A tiempo completo es descorazonadora. Y no solo por lo que narra, que también, sino porque hoy tú, mañana yo, todos podemos ser sus protagonistas. Es pura actualidad. Y lo peor es que a la mayoría de nosotros no nos costaría nada imaginarnos en la piel de Laure Calamy, que borda el papel con un sufrimiento cotidiano que estremece. Y es que se trata de una película de corte realista, costumbrista,  que día a día, noticiero tras noticiero, va derivando hacia el terreno casi documental, cada vez más lejos de la ficción y más cerca de la desesperación. Habla de huelgas de transporte que nos incomunican, de problemas de conciliación que incompatibilizan familia y trabajo, de insolidaridad gremial por puro hartazgo, de un mercado laboral injusto donde los empleados son piezas del engranaje y no personas que trabajan, donde la oferta no satisface la demanda, pero quien demanda no puede exigir si quiere subsistir, y otras lindezas por el estilo que cada uno puede añadir según su experiencia.

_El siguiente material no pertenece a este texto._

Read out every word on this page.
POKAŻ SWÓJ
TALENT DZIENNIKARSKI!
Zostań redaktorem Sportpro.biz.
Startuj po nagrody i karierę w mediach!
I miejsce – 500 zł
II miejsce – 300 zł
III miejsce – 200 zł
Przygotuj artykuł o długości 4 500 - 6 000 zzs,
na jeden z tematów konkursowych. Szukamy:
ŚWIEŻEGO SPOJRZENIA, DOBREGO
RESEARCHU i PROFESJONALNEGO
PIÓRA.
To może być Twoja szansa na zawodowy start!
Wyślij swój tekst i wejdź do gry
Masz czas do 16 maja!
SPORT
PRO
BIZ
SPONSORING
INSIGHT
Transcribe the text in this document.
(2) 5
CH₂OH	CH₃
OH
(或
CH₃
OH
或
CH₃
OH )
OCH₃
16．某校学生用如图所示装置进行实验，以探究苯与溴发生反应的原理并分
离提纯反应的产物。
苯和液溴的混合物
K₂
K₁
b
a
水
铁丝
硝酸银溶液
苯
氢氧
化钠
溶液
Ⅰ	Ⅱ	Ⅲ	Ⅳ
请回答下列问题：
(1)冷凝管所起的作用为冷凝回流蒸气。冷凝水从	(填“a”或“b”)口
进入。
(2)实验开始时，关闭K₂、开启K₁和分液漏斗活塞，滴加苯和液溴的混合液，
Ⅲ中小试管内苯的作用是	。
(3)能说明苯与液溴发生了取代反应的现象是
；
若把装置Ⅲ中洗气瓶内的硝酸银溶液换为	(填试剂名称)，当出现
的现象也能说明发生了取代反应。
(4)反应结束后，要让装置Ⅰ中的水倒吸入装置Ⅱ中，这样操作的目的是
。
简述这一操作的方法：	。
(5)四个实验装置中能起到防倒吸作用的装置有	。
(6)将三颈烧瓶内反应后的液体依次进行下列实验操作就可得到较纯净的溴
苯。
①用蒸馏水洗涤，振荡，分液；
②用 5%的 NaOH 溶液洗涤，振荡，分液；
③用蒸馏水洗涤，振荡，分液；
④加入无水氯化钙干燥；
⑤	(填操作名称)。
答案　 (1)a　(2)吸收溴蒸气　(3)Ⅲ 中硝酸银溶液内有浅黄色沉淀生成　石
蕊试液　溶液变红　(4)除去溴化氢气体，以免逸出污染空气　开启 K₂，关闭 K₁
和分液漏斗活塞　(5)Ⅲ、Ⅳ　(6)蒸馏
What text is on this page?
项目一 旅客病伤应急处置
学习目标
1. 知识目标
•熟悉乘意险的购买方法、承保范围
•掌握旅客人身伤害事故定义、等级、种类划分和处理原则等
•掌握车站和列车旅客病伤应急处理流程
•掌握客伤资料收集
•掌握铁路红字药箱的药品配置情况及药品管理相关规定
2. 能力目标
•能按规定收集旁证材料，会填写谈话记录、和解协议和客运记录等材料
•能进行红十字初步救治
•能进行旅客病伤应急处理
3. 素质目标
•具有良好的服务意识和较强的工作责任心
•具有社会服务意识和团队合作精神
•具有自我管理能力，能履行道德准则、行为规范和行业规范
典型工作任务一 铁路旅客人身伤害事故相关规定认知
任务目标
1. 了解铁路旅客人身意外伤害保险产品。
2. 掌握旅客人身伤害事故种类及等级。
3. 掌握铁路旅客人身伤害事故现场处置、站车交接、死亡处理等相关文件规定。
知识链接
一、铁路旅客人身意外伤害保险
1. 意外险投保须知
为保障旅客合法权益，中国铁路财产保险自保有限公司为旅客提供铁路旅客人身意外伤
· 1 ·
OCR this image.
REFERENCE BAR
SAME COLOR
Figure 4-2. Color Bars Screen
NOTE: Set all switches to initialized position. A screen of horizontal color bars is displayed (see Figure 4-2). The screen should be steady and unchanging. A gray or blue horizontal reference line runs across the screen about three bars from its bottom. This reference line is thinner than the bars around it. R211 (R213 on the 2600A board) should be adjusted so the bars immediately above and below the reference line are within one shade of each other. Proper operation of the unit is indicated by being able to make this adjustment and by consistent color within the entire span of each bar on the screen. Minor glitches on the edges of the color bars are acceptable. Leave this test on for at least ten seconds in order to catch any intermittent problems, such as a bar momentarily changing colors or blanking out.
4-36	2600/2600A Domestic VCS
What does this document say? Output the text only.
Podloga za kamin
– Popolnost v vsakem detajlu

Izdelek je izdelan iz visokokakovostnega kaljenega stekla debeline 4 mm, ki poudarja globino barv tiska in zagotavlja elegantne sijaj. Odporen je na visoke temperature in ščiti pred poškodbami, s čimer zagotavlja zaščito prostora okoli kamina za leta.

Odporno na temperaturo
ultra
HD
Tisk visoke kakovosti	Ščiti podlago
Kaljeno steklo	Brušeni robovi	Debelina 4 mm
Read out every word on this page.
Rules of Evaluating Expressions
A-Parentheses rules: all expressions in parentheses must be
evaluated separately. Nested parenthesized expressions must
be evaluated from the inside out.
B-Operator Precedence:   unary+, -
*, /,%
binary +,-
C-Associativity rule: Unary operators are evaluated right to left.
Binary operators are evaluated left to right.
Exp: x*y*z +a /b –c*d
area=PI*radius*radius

La cinta es trepidante. Casi un thriller. Un drama social frenético, punteado por una banda sonora que es el equivalente acústico de una taquicardia, y un ritmo imposible que no cuesta imaginar en el escenario real de muchos trabajadores/as, con el estrés, el agotamiento y la impotencia que ello debe conllevar. Y créanme que el director Eric Gravel no busca el exceso, la hipérbole, el consabido abuso del “no se vayan todavía que aún hay más” para aleccionar desde la perspectiva proletaria de un cine comprometido. Es duro porque es duro. Es lo que hay. Pero el film es bastante proporcionado, incluso amable en un entorno insostenible. No especialmente apocalíptico. Y eso es lo que acaba por impresionar, por sobrecoger, ya que la odisea cotidiana, íntima, laboral y familiar de la protagonista resulta extenuante, desesperante, y ni siquiera es un caso de vulnerabilidad social extrema.